Metamorphoses
Aerialists add theatrical magic to the myths here, but a Texas twang sounds off
Reviewed by Barry Pineo, Fri., Sept. 10, 2010
Metamorphoses
Zach Theatre Whisenhunt Stage 1510 Toomey, 476-0541 www.zachtheatre.org
Through Sept. 26
Running time: 2 hr., 10 min.
Poor playwrights. They lie at the mercy of their interpreters, and some of those scribes, at least the living ones, don't like it. Edward Albee has been known to send spies to community
theatre productions of his plays to ensure that the actors remain true to his intentions. Samuel Beckett once took a theatre company to court to try to put a stop to an all-female production of Waiting for Godot. And if you try to do some gender swapping with Oklahoma!, Rodgers and Hammerstein will rise from their graves to prevent it.
But when it comes to the performing arts, artistic license rules, and as long as men are playing the men's roles and women the women's, you can pretty much get away with anything. Which brings us to Zach Theatre's latest Equity production of Mary Zimmerman's Metamorphoses. Based on the epic of the same name by the Roman poet Ovid, Zimmerman's theatrical adaptation retells the stories of a number of Greek myths – Midas, Orpheus and Eurydice, and Narcissus, among others – in order to focus on that most timeless and endlessly fascinating subject, love. Director Dave Steakley has chosen, in one notable instance, to take one of the stories and update it to the present day, dressing Midas, he of the golden touch, in jeans and a 10-gallon hat and having him speak with a Texas twang.

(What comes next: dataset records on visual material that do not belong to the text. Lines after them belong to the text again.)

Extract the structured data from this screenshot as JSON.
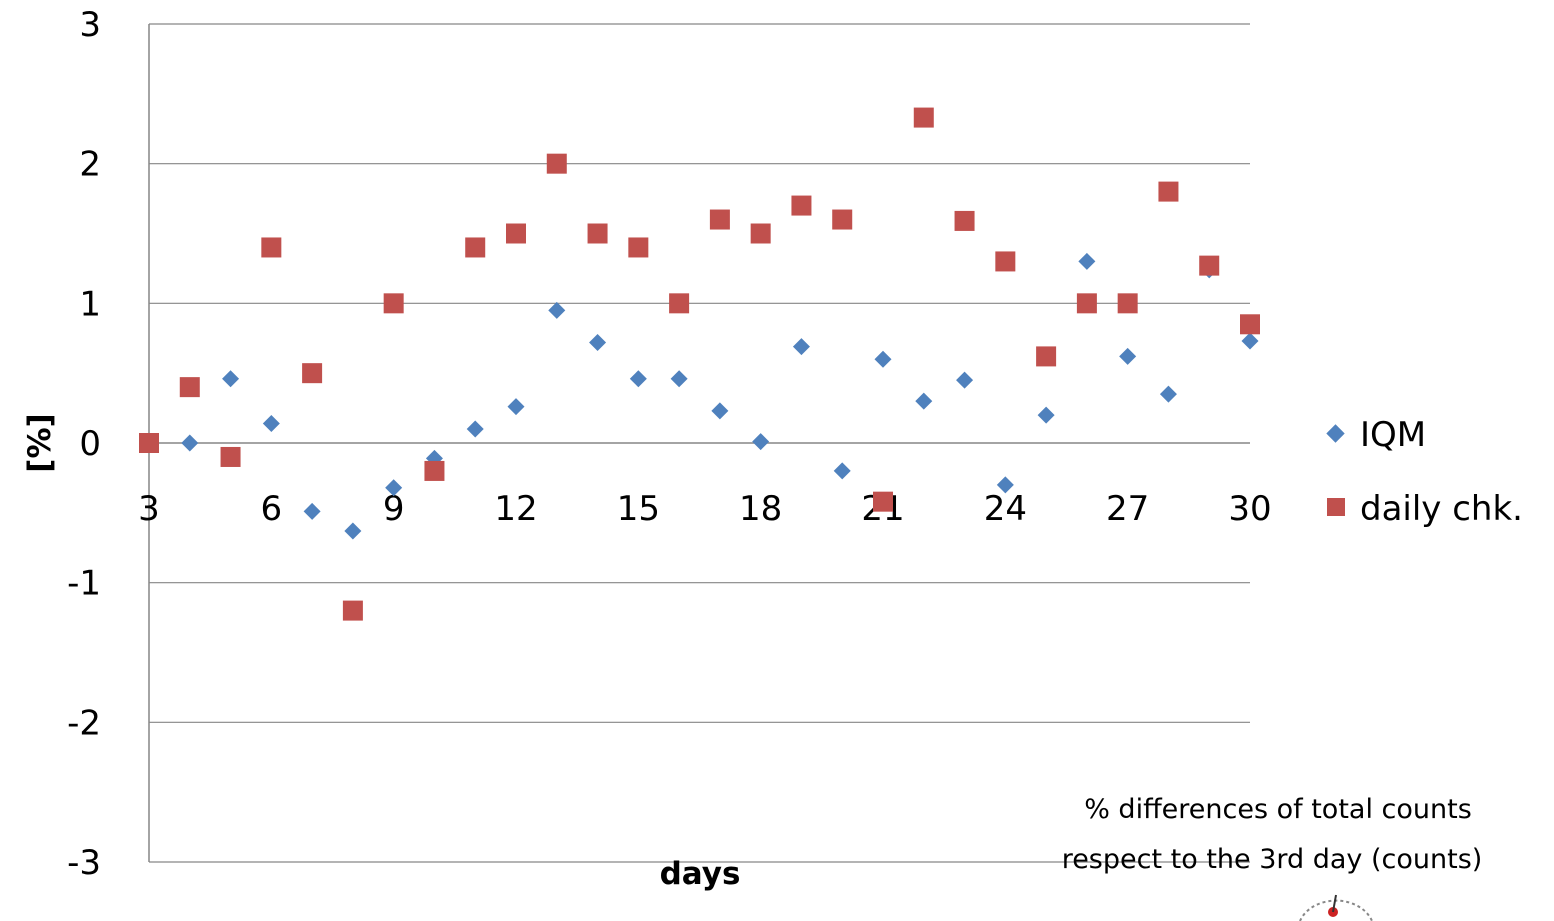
{
  "chart_data": {
    "type": "scatter",
    "xlabel": "days",
    "ylabel": "[%]",
    "xlim": [
      3,
      30
    ],
    "ylim": [
      -3,
      3
    ],
    "x_ticks": [
      "3",
      "6",
      "9",
      "12",
      "15",
      "18",
      "21",
      "24",
      "27",
      "30"
    ],
    "y_ticks": [
      "3",
      "2",
      "1",
      "0",
      "-1",
      "-2",
      "-3"
    ],
    "grid": "horizontal",
    "legend_position": "right",
    "series": [
      {
        "name": "IQM",
        "marker": "diamond",
        "color": "#4f81bd",
        "x": [
          4,
          5,
          6,
          7,
          8,
          9,
          10,
          11,
          12,
          13,
          14,
          15,
          16,
          17,
          18,
          19,
          20,
          21,
          22,
          23,
          24,
          25,
          26,
          27,
          28,
          29,
          30
        ],
        "values": [
          0.0,
          0.46,
          0.14,
          -0.49,
          -0.63,
          -0.32,
          -0.11,
          0.1,
          0.26,
          0.95,
          0.72,
          0.46,
          0.46,
          0.23,
          0.01,
          0.69,
          -0.2,
          0.6,
          0.3,
          0.45,
          -0.3,
          0.2,
          1.3,
          0.62,
          0.35,
          1.24,
          0.73
        ]
      },
      {
        "name": "daily chk.",
        "marker": "square",
        "color": "#c0504d",
        "x": [
          3,
          4,
          5,
          6,
          7,
          8,
          9,
          10,
          11,
          12,
          13,
          14,
          15,
          16,
          17,
          18,
          19,
          20,
          21,
          22,
          23,
          24,
          25,
          26,
          27,
          28,
          29,
          30
        ],
        "values": [
          0.0,
          0.4,
          -0.1,
          1.4,
          0.5,
          -1.2,
          1.0,
          -0.2,
          1.4,
          1.5,
          2.0,
          1.5,
          1.4,
          1.0,
          1.6,
          1.5,
          1.7,
          1.6,
          -0.42,
          2.33,
          1.59,
          1.3,
          0.62,
          1.0,
          1.0,
          1.8,
          1.27,
          0.85
        ]
      }
    ],
    "annotation": [
      "% differences of total counts",
      "respect to the 3rd day (counts)"
    ]
  }
}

Steakley doesn't always try to update the myths, which is a good thing. Staging these timeless stories in and around a pool of water on Zach's Whisenhunt Stage, Steakley and his designers, almost without fail, echo the origins of the stories. The gods – Zeus, Poseidon, Hermes, Apollo – are immediately recognizable to anyone with a passing knowledge of myth, thanks to Blair Hurry's sumptuous and character-specific costume design. Add Nicole Whiteside's aerial choreography, through which most every god descends from the upper regions of the theatre – sometimes slipping straight into the water, sometimes hanging in space and performing the most acrobatic of dances – and you have an evening of palpable theatrical magic. Whiteside is ably assisted by multiple aerialists, and although the show is a true ensemble effort in which 15 performers take on multiple roles, one of the aerialists, Andy Agne, particularly stands out with a presence that is magnetic and undeniable – he all but steals the show without ever speaking a word, especially as the angry Poseidon. Among those who do speak, Rachel Wiese brings a believable sense of wicked play to the nymph Oread, of innocence to the doomed Eurydice, and of real tragedy to the incestuous Myrrha.
But that Midas in a 10-gallon hat hangs with me, as does the choice of having so many of the actors declaim the text. This declamation is particularly pronounced in the many narrators that tell the tales. Granted, Zimmerman uses a kind of formal language, but the stentorian delivery doesn't support it, perhaps because this is a play about love – and love, more often than not, is soft, gentle, and caring, not loud, sharp, and precise. And while the parallel between Midas and a rich Texas rancher can certainly be drawn, that Texas twang doesn't sound right coming from this king, and these stories that reach from the distant past to touch us in the present don't seem to sit comfortably in a Lone Star frame.